The U.S. Department of Agriculture (USDA) today released its August World Agricultural Supply and Demand Estimates (WASDE). The monthly report took analysts by surprise, and threw grain markets for a loop.
U.S. Department of Agriculture officials resurveyed planted acreage, following an uproar related to the numbers released earlier this summer. The revised numbers, released with the August World Agricultural Supply and Demand Estimates report, played a role in the shocking corn ending stocks. Brian Grossman, market strategist with Zaner Ag Hedge, explains.
“The biggest shock comes down to the ending stock numbers,” Grossman said. “USDA came to a 2.18 billion bushel ending stock. The average trade was looking for 1.6 billion. Big numbers on that. Yield went higher on a slightly revised, lower acreage number. We’re now looking at an 83 million harvestable (acreage) with 169 for a national average yield, keeping those supplies pretty big.”

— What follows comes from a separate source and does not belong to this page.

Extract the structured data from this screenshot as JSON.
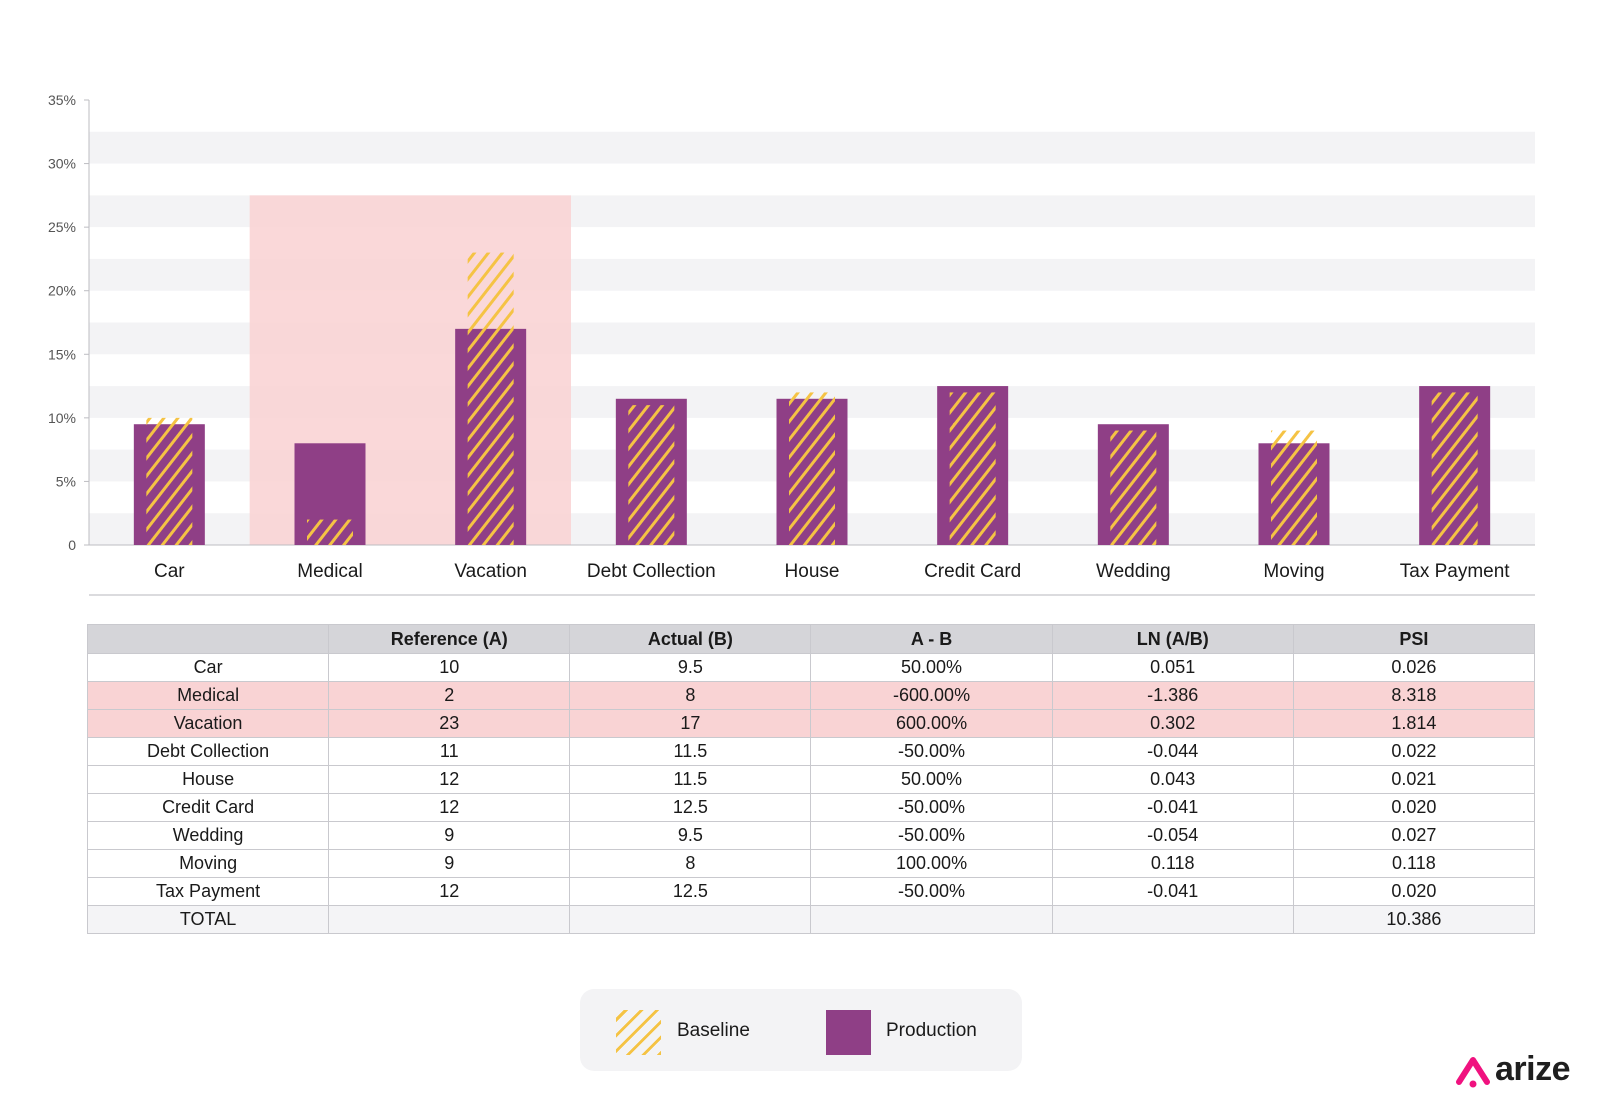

Estimates remained steady, when it came to soybeans.
“They did not change soybean yield, and made a small adjustment on acreage. Ending stocks were close to last month’s – Old crop at 1.07 billion and new crop at 755 million,” Grossman said.
Not surprisingly, grain markets had an “ugly” reaction to Monday’s report.
“Corn is limit down in September, December, March May and almost July. Soybeans are taking it rough, down about 12 ½ cents. Meal is down heavy. Wheat is heavy,” Grossman said.
Grossman reminds producers, “We are a long way from final yield.”
“What the USDA says this early, as we all know, has a chance of changing, especially in a year like this,” Grossman said. “Calendar spreads have been selling off for awhile. I’ve been bearish because of the seasonal, and I figured we were going to remain bearish after this report. USDA is throwing in that extra hand to keep the bears on.”